Non solo. Se da un lato riconosce all’amministrazione il merito di aver assunto finalmente una posizione chiara, dall’altro ne critica implicitamente l’approccio comunicativo: “questa posizione va riempita di contenuti, non di comunicati”. Una frase che suona come una risposta diretta all’enfasi del PD.
La contraddizione, dunque, è tutta qui: la stessa scelta — l’atto di sottomissione quadriennale — viene raccontata da una parte come un successo politico, dall’altra come un semplice punto di partenza, carico di incognite.
Una divergenza che non è solo lessicale. Per il PD, il risultato rappresenta già una svolta concreta; per Lo Schiavo, è al massimo una finestra temporale che rischia di restare vuota senza un cambio di passo radicale. Due letture che implicano visioni diverse del ruolo della politica: celebrativa e difensiva da un lato, esigente e problematica dall’altro.
A rendere ancora più evidente questa spaccatura è il diverso atteggiamento verso il consenso.
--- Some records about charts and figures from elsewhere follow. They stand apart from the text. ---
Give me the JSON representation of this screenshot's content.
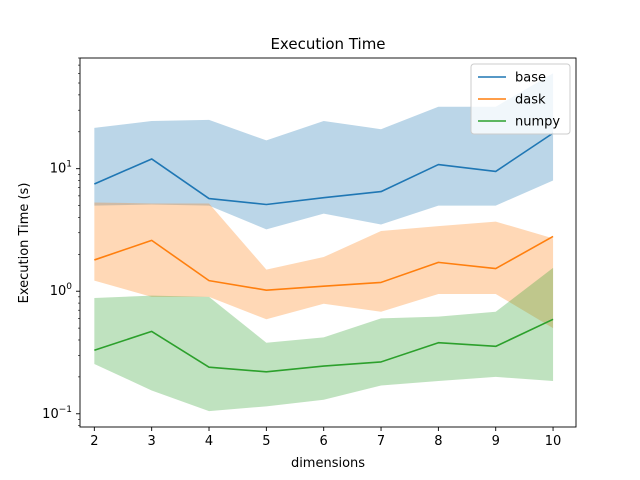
{
  "chart_data": {
    "type": "line",
    "title": "Execution Time",
    "xlabel": "dimensions",
    "ylabel": "Execution Time (s)",
    "yscale": "log",
    "x": [
      2,
      3,
      4,
      5,
      6,
      7,
      8,
      9,
      10
    ],
    "xlim": [
      1.75,
      10.4
    ],
    "ylim": [
      0.078,
      80
    ],
    "xticks": [
      "2",
      "3",
      "4",
      "5",
      "6",
      "7",
      "8",
      "9",
      "10"
    ],
    "yticks": [
      {
        "value": 0.1,
        "base": "10",
        "exp": "−1"
      },
      {
        "value": 1,
        "base": "10",
        "exp": "0"
      },
      {
        "value": 10,
        "base": "10",
        "exp": "1"
      }
    ],
    "grid": false,
    "legend_position": "top-right",
    "series": [
      {
        "name": "base",
        "color": "#1f77b4",
        "band_color": "#1f77b4",
        "values": [
          7.5,
          12.0,
          5.7,
          5.1,
          5.8,
          6.5,
          10.8,
          9.5,
          19.5
        ],
        "lower": [
          5.0,
          5.1,
          5.0,
          3.2,
          4.3,
          3.5,
          5.0,
          5.0,
          8.0
        ],
        "upper": [
          21.5,
          24.5,
          25.0,
          17.0,
          24.5,
          21.0,
          32.0,
          32.0,
          60.0
        ]
      },
      {
        "name": "dask",
        "color": "#ff7f0e",
        "band_color": "#ff7f0e",
        "values": [
          1.8,
          2.6,
          1.22,
          1.02,
          1.1,
          1.18,
          1.72,
          1.53,
          2.8
        ],
        "lower": [
          1.22,
          0.9,
          0.9,
          0.59,
          0.79,
          0.68,
          0.95,
          0.95,
          0.5
        ],
        "upper": [
          5.3,
          5.2,
          5.2,
          1.5,
          1.9,
          3.1,
          3.4,
          3.7,
          2.7
        ]
      },
      {
        "name": "numpy",
        "color": "#2ca02c",
        "band_color": "#2ca02c",
        "values": [
          0.33,
          0.47,
          0.24,
          0.22,
          0.245,
          0.265,
          0.38,
          0.355,
          0.59
        ],
        "lower": [
          0.255,
          0.155,
          0.105,
          0.115,
          0.13,
          0.17,
          0.185,
          0.2,
          0.185
        ],
        "upper": [
          0.88,
          0.92,
          0.9,
          0.38,
          0.42,
          0.6,
          0.62,
          0.68,
          1.55
        ]
      }
    ]
  }
}
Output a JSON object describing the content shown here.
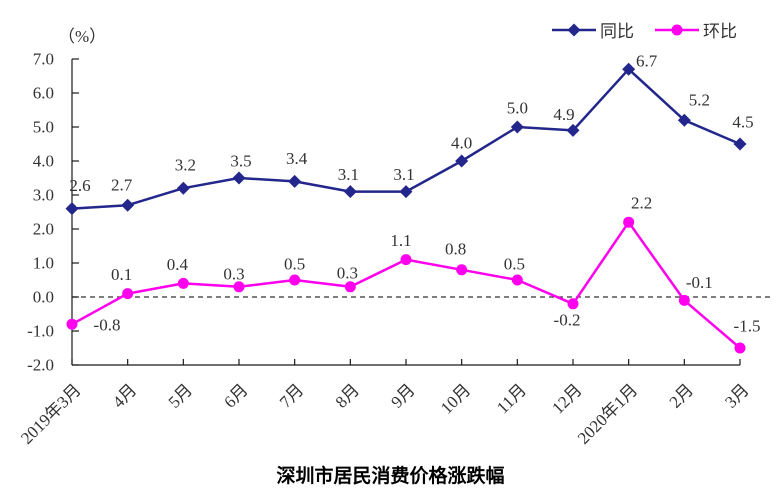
{
  "chart_data": {
    "type": "line",
    "title": "深圳市居民消费价格涨跌幅",
    "unit_label": "（%）",
    "categories": [
      "2019年3月",
      "4月",
      "5月",
      "6月",
      "7月",
      "8月",
      "9月",
      "10月",
      "11月",
      "12月",
      "2020年1月",
      "2月",
      "3月"
    ],
    "series": [
      {
        "name": "同比",
        "color": "#23278C",
        "marker": "diamond",
        "values": [
          2.6,
          2.7,
          3.2,
          3.5,
          3.4,
          3.1,
          3.1,
          4.0,
          5.0,
          4.9,
          6.7,
          5.2,
          4.5
        ],
        "label_offsets": [
          [
            8,
            -23
          ],
          [
            -6,
            -20
          ],
          [
            2,
            -23
          ],
          [
            2,
            -17
          ],
          [
            2,
            -23
          ],
          [
            -2,
            -17
          ],
          [
            -2,
            -17
          ],
          [
            0,
            -18
          ],
          [
            0,
            -19
          ],
          [
            -9,
            -16
          ],
          [
            18,
            -8
          ],
          [
            15,
            -20
          ],
          [
            3,
            -22
          ]
        ]
      },
      {
        "name": "环比",
        "color": "#FF00EE",
        "marker": "circle",
        "values": [
          -0.8,
          0.1,
          0.4,
          0.3,
          0.5,
          0.3,
          1.1,
          0.8,
          0.5,
          -0.2,
          2.2,
          -0.1,
          -1.5
        ],
        "label_offsets": [
          [
            35,
            1
          ],
          [
            -6,
            -19
          ],
          [
            -6,
            -19
          ],
          [
            -5,
            -13
          ],
          [
            0,
            -16
          ],
          [
            -3,
            -14
          ],
          [
            -5,
            -19
          ],
          [
            -6,
            -21
          ],
          [
            -3,
            -16
          ],
          [
            -6,
            16
          ],
          [
            13,
            -19
          ],
          [
            15,
            -18
          ],
          [
            7,
            -22
          ]
        ]
      }
    ],
    "y_axis": {
      "min": -2.0,
      "max": 7.0,
      "step": 1.0,
      "tick_labels": [
        "7.0",
        "6.0",
        "5.0",
        "4.0",
        "3.0",
        "2.0",
        "1.0",
        "0.0",
        "-1.0",
        "-2.0"
      ]
    },
    "zero_line": "dashed",
    "grid": "off",
    "legend_position": "top-right",
    "axis_color": "#1a1a1a",
    "label_color": "#333333"
  }
}
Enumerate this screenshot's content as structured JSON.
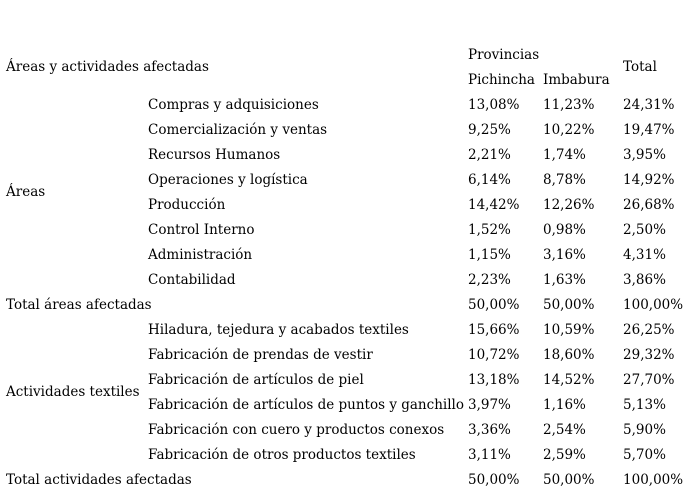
{
  "page": {
    "background_color": "#ffffff",
    "text_color": "#000000"
  },
  "table": {
    "corner_header": "Áreas y actividades afectadas",
    "provinces_header": "Provincias",
    "total_header": "Total",
    "subheaders": {
      "pichincha": "Pichincha",
      "imbabura": "Imbabura"
    },
    "groups": [
      {
        "label": "Áreas",
        "rows": [
          {
            "item": "Compras y adquisiciones",
            "pichincha": "13,08%",
            "imbabura": "11,23%",
            "total": "24,31%"
          },
          {
            "item": "Comercialización y ventas",
            "pichincha": "9,25%",
            "imbabura": "10,22%",
            "total": "19,47%"
          },
          {
            "item": "Recursos Humanos",
            "pichincha": "2,21%",
            "imbabura": "1,74%",
            "total": "3,95%"
          },
          {
            "item": "Operaciones y logística",
            "pichincha": "6,14%",
            "imbabura": "8,78%",
            "total": "14,92%"
          },
          {
            "item": "Producción",
            "pichincha": "14,42%",
            "imbabura": "12,26%",
            "total": "26,68%"
          },
          {
            "item": "Control Interno",
            "pichincha": "1,52%",
            "imbabura": "0,98%",
            "total": "2,50%"
          },
          {
            "item": "Administración",
            "pichincha": "1,15%",
            "imbabura": "3,16%",
            "total": "4,31%"
          },
          {
            "item": "Contabilidad",
            "pichincha": "2,23%",
            "imbabura": "1,63%",
            "total": "3,86%"
          }
        ],
        "total_row": {
          "label": "Total áreas afectadas",
          "pichincha": "50,00%",
          "imbabura": "50,00%",
          "total": "100,00%"
        }
      },
      {
        "label": "Actividades textiles",
        "rows": [
          {
            "item": "Hiladura, tejedura y acabados textiles",
            "pichincha": "15,66%",
            "imbabura": "10,59%",
            "total": "26,25%"
          },
          {
            "item": "Fabricación de prendas de vestir",
            "pichincha": "10,72%",
            "imbabura": "18,60%",
            "total": "29,32%"
          },
          {
            "item": "Fabricación de artículos de piel",
            "pichincha": "13,18%",
            "imbabura": "14,52%",
            "total": "27,70%"
          },
          {
            "item": "Fabricación de artículos de puntos y ganchillo",
            "pichincha": "3,97%",
            "imbabura": "1,16%",
            "total": "5,13%"
          },
          {
            "item": "Fabricación con cuero y productos conexos",
            "pichincha": "3,36%",
            "imbabura": "2,54%",
            "total": "5,90%"
          },
          {
            "item": "Fabricación de otros productos textiles",
            "pichincha": "3,11%",
            "imbabura": "2,59%",
            "total": "5,70%"
          }
        ],
        "total_row": {
          "label": "Total actividades afectadas",
          "pichincha": "50,00%",
          "imbabura": "50,00%",
          "total": "100,00%"
        }
      }
    ]
  },
  "chart_data": {
    "type": "table",
    "title": "Áreas y actividades afectadas",
    "columns": [
      "Áreas y actividades afectadas",
      "Pichincha",
      "Imbabura",
      "Total"
    ],
    "rows": [
      [
        "Áreas",
        "Compras y adquisiciones",
        13.08,
        11.23,
        24.31
      ],
      [
        "Áreas",
        "Comercialización y ventas",
        9.25,
        10.22,
        19.47
      ],
      [
        "Áreas",
        "Recursos Humanos",
        2.21,
        1.74,
        3.95
      ],
      [
        "Áreas",
        "Operaciones y logística",
        6.14,
        8.78,
        14.92
      ],
      [
        "Áreas",
        "Producción",
        14.42,
        12.26,
        26.68
      ],
      [
        "Áreas",
        "Control Interno",
        1.52,
        0.98,
        2.5
      ],
      [
        "Áreas",
        "Administración",
        1.15,
        3.16,
        4.31
      ],
      [
        "Áreas",
        "Contabilidad",
        2.23,
        1.63,
        3.86
      ],
      [
        "Total",
        "Total áreas afectadas",
        50.0,
        50.0,
        100.0
      ],
      [
        "Actividades textiles",
        "Hiladura, tejedura y acabados textiles",
        15.66,
        10.59,
        26.25
      ],
      [
        "Actividades textiles",
        "Fabricación de prendas de vestir",
        10.72,
        18.6,
        29.32
      ],
      [
        "Actividades textiles",
        "Fabricación de artículos de piel",
        13.18,
        14.52,
        27.7
      ],
      [
        "Actividades textiles",
        "Fabricación de artículos de puntos y ganchillo",
        3.97,
        1.16,
        5.13
      ],
      [
        "Actividades textiles",
        "Fabricación con cuero y productos conexos",
        3.36,
        2.54,
        5.9
      ],
      [
        "Actividades textiles",
        "Fabricación de otros productos textiles",
        3.11,
        2.59,
        5.7
      ],
      [
        "Total",
        "Total actividades afectadas",
        50.0,
        50.0,
        100.0
      ]
    ],
    "units": "percent",
    "grid": false,
    "legend_position": "none"
  }
}
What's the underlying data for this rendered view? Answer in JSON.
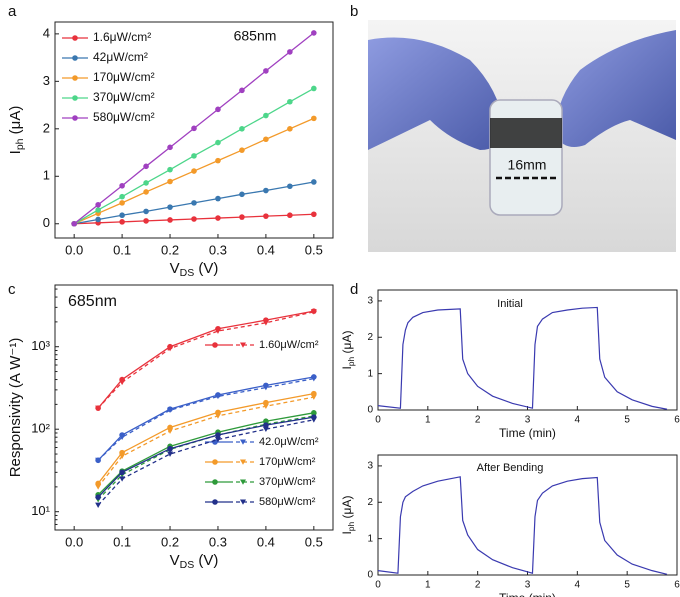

Il PD chiede unità attorno alle istituzioni e stigmatizza le critiche, mentre Lo Schiavo rifiuta tanto il pessimismo quanto i “facili entusiasmi”, mettendo in guardia proprio contro la strumentalizzazione politica. D’altronde, è innegabile che Lo Schiavo mantenga ancora una certa leadership riconosciuta da una parte che guarda a sinistra, al punto che c’è chi lo indicherebbe quale alternativa credibile allo stesso Enzo Romeo…
In questo quadro, la sinistra vibonese appare attraversata da una tensione irrisolta: da una parte la necessità di sostenere l’azione amministrativa, dall’altra il bisogno di mantenere uno sguardo critico e ancorato alla realtà dei fatti. Una tensione che, se non gestita, rischia di tradursi in ambiguità politica.
Il risultato è un messaggio poco coerente verso l’esterno. Ai cittadini arriva una doppia narrazione: quella di chi parla di successo e quella di chi invita alla cautela. E in una vicenda così complessa, dove il tempo è limitato e le sfide sono enormi, l’assenza di una linea chiara potrebbe rivelarsi un problema tanto quanto le divisioni dell’opposizione.
Alla fine, più che una sintesi, emerge una domanda: la sinistra vibonese sta davvero condividendo una strategia comune sul futuro di Vibo Marina, oppure si limita a convivere — non senza attriti — tra entusiasmo politico e realismo amministrativo?
Perché, come ricorda lo stesso Lo Schiavo, quattro anni passano in fretta. E le contraddizioni, se non affrontate, rischiano di diventare il vero ostacolo al cambiamento.